Estava a falar-lhe da prática até agora, se nestes meses tem sentido essa falta de consistência.
Não, porque tenho sentido a capacidade de diálogo com a esquerda parlamentar. Não é a existência de um papel que a torna mais forte. É muito pelo valor da palavra e daquilo que são os compromissos assumidos entre nós.
Recentemente, António Costa falou da necessidade de uma “renovada estabilidade no horizonte da legislatura”. Está claramente a estender a mão à esquerda, que desconfia desta abordagem. O que gostava de perceber é o que vão tentar fazer, em concreto, no Parlamento. É uma reedição formal da geringonça? Há necessidade disso, até por causa desta situação sanitária que referiu?
Temos demonstrado, ao longo dos tempos, no Orçamento de 2020 e no Orçamento suplementar, que a nossa estratégia é prioritária com o encontro à esquerda, rejeitando as medidas austeritárias e ampliando cada vez mais a possibilidade de ter trabalho com dignidade. Por isso mesmo, os trabalhos para o Orçamento de 2021 já começaram, com reuniões com o Bloco de Esquerda, com o PCP, o PEV e com o próprio PAN, no sentido de termos um horizonte de legislatura com estabilidade.
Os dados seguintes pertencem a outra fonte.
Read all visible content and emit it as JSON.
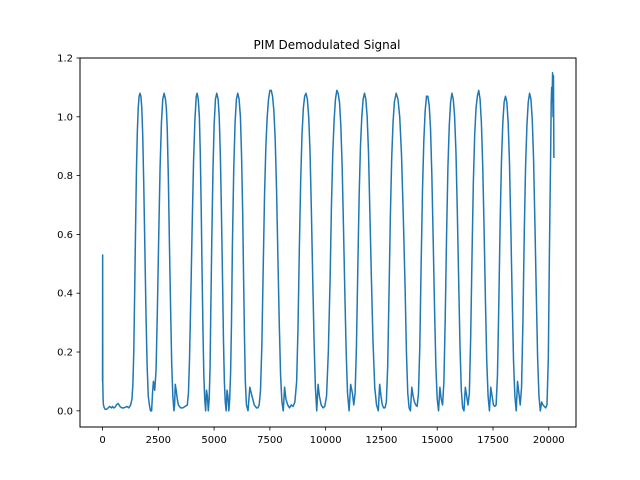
{
  "chart_data": {
    "type": "line",
    "title": "PIM Demodulated Signal",
    "xlabel": "",
    "ylabel": "",
    "xlim": [
      -1010,
      21220
    ],
    "ylim": [
      -0.055,
      1.2
    ],
    "grid": false,
    "legend": "none",
    "x_ticks": [
      0,
      2500,
      5000,
      7500,
      10000,
      12500,
      15000,
      17500,
      20000
    ],
    "x_tick_labels": [
      "0",
      "2500",
      "5000",
      "7500",
      "10000",
      "12500",
      "15000",
      "17500",
      "20000"
    ],
    "y_ticks": [
      0.0,
      0.2,
      0.4,
      0.6,
      0.8,
      1.0,
      1.2
    ],
    "y_tick_labels": [
      "0.0",
      "0.2",
      "0.4",
      "0.6",
      "0.8",
      "1.0",
      "1.2"
    ],
    "line_color": "#1f77b4",
    "series": [
      {
        "x": [
          0,
          5,
          10,
          25,
          40,
          60,
          80,
          120,
          180,
          250,
          320,
          400,
          450,
          500,
          560,
          620,
          700,
          780,
          860,
          940,
          1020,
          1100,
          1180,
          1260,
          1320,
          1360,
          1400,
          1440,
          1480,
          1520,
          1560,
          1600,
          1640,
          1680,
          1720,
          1760,
          1800,
          1850,
          1900,
          1950,
          2000,
          2050,
          2100,
          2150,
          2200,
          2240,
          2280,
          2340,
          2400,
          2460,
          2520,
          2580,
          2640,
          2700,
          2760,
          2820,
          2860,
          2900,
          2950,
          3000,
          3050,
          3100,
          3150,
          3200,
          3230,
          3260,
          3300,
          3350,
          3400,
          3450,
          3500,
          3600,
          3700,
          3800,
          3850,
          3900,
          3960,
          4020,
          4080,
          4140,
          4200,
          4240,
          4290,
          4340,
          4380,
          4420,
          4460,
          4500,
          4540,
          4580,
          4620,
          4660,
          4700,
          4740,
          4780,
          4820,
          4850,
          4900,
          4950,
          5000,
          5060,
          5120,
          5180,
          5230,
          5280,
          5330,
          5380,
          5420,
          5460,
          5500,
          5540,
          5580,
          5620,
          5660,
          5700,
          5740,
          5780,
          5820,
          5880,
          5940,
          6000,
          6060,
          6120,
          6180,
          6230,
          6280,
          6320,
          6360,
          6400,
          6450,
          6520,
          6600,
          6700,
          6800,
          6900,
          6960,
          7020,
          7080,
          7140,
          7200,
          7260,
          7320,
          7380,
          7440,
          7500,
          7560,
          7620,
          7680,
          7740,
          7800,
          7860,
          7920,
          7980,
          8040,
          8100,
          8160,
          8220,
          8300,
          8380,
          8460,
          8540,
          8620,
          8700,
          8760,
          8820,
          8880,
          8940,
          9000,
          9060,
          9120,
          9180,
          9240,
          9300,
          9360,
          9420,
          9480,
          9540,
          9600,
          9660,
          9720,
          9800,
          9880,
          9960,
          10040,
          10120,
          10200,
          10260,
          10320,
          10380,
          10440,
          10500,
          10560,
          10620,
          10680,
          10740,
          10800,
          10860,
          10920,
          10980,
          11050,
          11120,
          11200,
          11260,
          11320,
          11380,
          11440,
          11500,
          11560,
          11620,
          11680,
          11740,
          11800,
          11860,
          11920,
          11980,
          12050,
          12120,
          12200,
          12280,
          12360,
          12420,
          12480,
          12540,
          12600,
          12660,
          12720,
          12780,
          12840,
          12900,
          12960,
          13020,
          13080,
          13160,
          13240,
          13320,
          13400,
          13480,
          13560,
          13620,
          13680,
          13740,
          13800,
          13860,
          13920,
          13980,
          14040,
          14100,
          14160,
          14220,
          14280,
          14340,
          14400,
          14460,
          14520,
          14580,
          14640,
          14700,
          14760,
          14820,
          14880,
          14940,
          15000,
          15060,
          15120,
          15180,
          15240,
          15300,
          15360,
          15420,
          15480,
          15540,
          15600,
          15660,
          15720,
          15780,
          15840,
          15900,
          15960,
          16020,
          16080,
          16140,
          16200,
          16260,
          16320,
          16380,
          16440,
          16500,
          16560,
          16620,
          16680,
          16740,
          16800,
          16860,
          16920,
          16980,
          17040,
          17100,
          17160,
          17220,
          17280,
          17340,
          17400,
          17460,
          17520,
          17580,
          17640,
          17700,
          17760,
          17820,
          17880,
          17940,
          18000,
          18060,
          18120,
          18180,
          18240,
          18300,
          18360,
          18420,
          18480,
          18540,
          18600,
          18660,
          18720,
          18780,
          18840,
          18900,
          18960,
          19020,
          19080,
          19140,
          19200,
          19260,
          19320,
          19380,
          19440,
          19500,
          19560,
          19620,
          19680,
          19740,
          19800,
          19860,
          19920,
          19980,
          20030,
          20080,
          20110,
          20130,
          20150,
          20170,
          20190,
          20210,
          20230
        ],
        "values": [
          0.1,
          0.53,
          0.1,
          0.04,
          0.02,
          0.015,
          0.01,
          0.005,
          0.005,
          0.01,
          0.015,
          0.01,
          0.015,
          0.01,
          0.012,
          0.02,
          0.025,
          0.015,
          0.01,
          0.01,
          0.012,
          0.015,
          0.01,
          0.02,
          0.04,
          0.09,
          0.2,
          0.4,
          0.62,
          0.82,
          0.95,
          1.03,
          1.07,
          1.08,
          1.07,
          1.03,
          0.94,
          0.76,
          0.54,
          0.32,
          0.15,
          0.05,
          0.02,
          0.0,
          0.0,
          0.06,
          0.1,
          0.07,
          0.14,
          0.35,
          0.6,
          0.83,
          0.98,
          1.06,
          1.08,
          1.06,
          1.03,
          0.96,
          0.79,
          0.56,
          0.35,
          0.16,
          0.05,
          0.0,
          0.02,
          0.09,
          0.07,
          0.04,
          0.02,
          0.015,
          0.01,
          0.01,
          0.015,
          0.02,
          0.06,
          0.18,
          0.4,
          0.64,
          0.85,
          0.99,
          1.07,
          1.08,
          1.06,
          1.0,
          0.88,
          0.7,
          0.48,
          0.28,
          0.12,
          0.04,
          0.0,
          0.07,
          0.05,
          0.0,
          0.04,
          0.15,
          0.33,
          0.6,
          0.82,
          0.97,
          1.06,
          1.08,
          1.06,
          1.0,
          0.87,
          0.67,
          0.44,
          0.24,
          0.1,
          0.03,
          0.0,
          0.07,
          0.05,
          0.0,
          0.04,
          0.13,
          0.3,
          0.56,
          0.82,
          0.98,
          1.06,
          1.08,
          1.06,
          1.0,
          0.87,
          0.68,
          0.46,
          0.26,
          0.1,
          0.02,
          0.0,
          0.08,
          0.05,
          0.02,
          0.01,
          0.01,
          0.02,
          0.07,
          0.22,
          0.48,
          0.73,
          0.9,
          1.0,
          1.06,
          1.09,
          1.09,
          1.07,
          1.02,
          0.92,
          0.75,
          0.52,
          0.3,
          0.12,
          0.03,
          0.0,
          0.08,
          0.04,
          0.02,
          0.01,
          0.02,
          0.015,
          0.03,
          0.1,
          0.28,
          0.55,
          0.78,
          0.94,
          1.03,
          1.07,
          1.08,
          1.06,
          1.0,
          0.88,
          0.68,
          0.45,
          0.24,
          0.08,
          0.0,
          0.09,
          0.05,
          0.02,
          0.01,
          0.015,
          0.05,
          0.2,
          0.45,
          0.7,
          0.88,
          0.99,
          1.06,
          1.09,
          1.08,
          1.05,
          0.97,
          0.83,
          0.62,
          0.4,
          0.2,
          0.06,
          0.0,
          0.09,
          0.06,
          0.02,
          0.06,
          0.22,
          0.48,
          0.73,
          0.9,
          1.0,
          1.06,
          1.08,
          1.06,
          1.0,
          0.88,
          0.68,
          0.45,
          0.24,
          0.08,
          0.02,
          0.0,
          0.09,
          0.05,
          0.02,
          0.01,
          0.01,
          0.03,
          0.15,
          0.4,
          0.66,
          0.86,
          0.98,
          1.05,
          1.08,
          1.06,
          1.0,
          0.87,
          0.66,
          0.42,
          0.2,
          0.06,
          0.01,
          0.0,
          0.08,
          0.05,
          0.03,
          0.02,
          0.015,
          0.06,
          0.22,
          0.5,
          0.75,
          0.92,
          1.02,
          1.07,
          1.07,
          1.04,
          0.96,
          0.8,
          0.58,
          0.35,
          0.15,
          0.04,
          0.0,
          0.08,
          0.04,
          0.02,
          0.1,
          0.32,
          0.6,
          0.83,
          0.97,
          1.05,
          1.08,
          1.06,
          1.0,
          0.88,
          0.68,
          0.45,
          0.22,
          0.07,
          0.01,
          0.0,
          0.08,
          0.05,
          0.02,
          0.06,
          0.25,
          0.53,
          0.78,
          0.94,
          1.03,
          1.07,
          1.09,
          1.06,
          0.98,
          0.83,
          0.62,
          0.38,
          0.17,
          0.05,
          0.0,
          0.08,
          0.05,
          0.02,
          0.015,
          0.02,
          0.12,
          0.36,
          0.64,
          0.85,
          0.98,
          1.05,
          1.07,
          1.05,
          0.98,
          0.84,
          0.62,
          0.38,
          0.17,
          0.05,
          0.0,
          0.1,
          0.06,
          0.02,
          0.08,
          0.3,
          0.6,
          0.83,
          0.97,
          1.05,
          1.08,
          1.06,
          0.99,
          0.85,
          0.63,
          0.4,
          0.18,
          0.05,
          0.0,
          0.03,
          0.02,
          0.015,
          0.01,
          0.02,
          0.18,
          0.55,
          0.85,
          1.05,
          1.1,
          1.05,
          1.15,
          1.0,
          1.14,
          0.86
        ]
      }
    ]
  }
}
A pior coisa que se pode somar à crise sanitária, à crise social é à crise económica é uma crise política, que neste momento não antecipo.
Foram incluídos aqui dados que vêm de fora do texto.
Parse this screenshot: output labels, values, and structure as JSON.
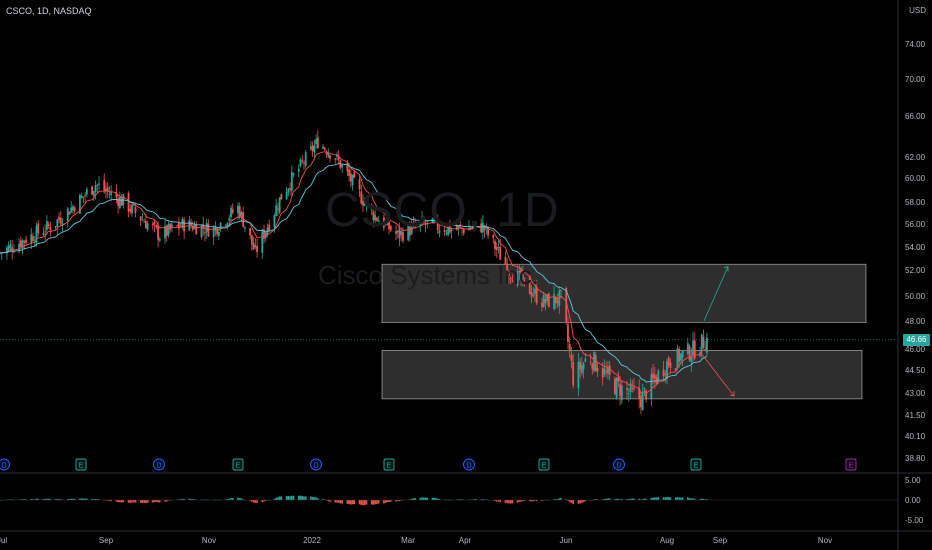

No Orçamento suplementar, geriu as negociações do lado do PS e negociou com ambos os lados. E não foi só com a esquerda. Negociou também com o PSD. Foi mais fácil negociar com o PSD ou com a esquerda?
O que é que diz que eu negociei com o PSD?
O acordo para os sócios gerentes, por exemplo. Ou para o subsídio de desemprego. Houve várias questões.
No Orçamento suplementar, o PS apresentou uma proposta socialmente justa que não tinha sido apresentada por nenhum grupo parlamentar: dar proteção social a todos aqueles que, com as medidas no tempo da emergência e a seguir, não tinham ficado consagrados, ou seja, os trabalhadores informais, os trabalhadores domésticos.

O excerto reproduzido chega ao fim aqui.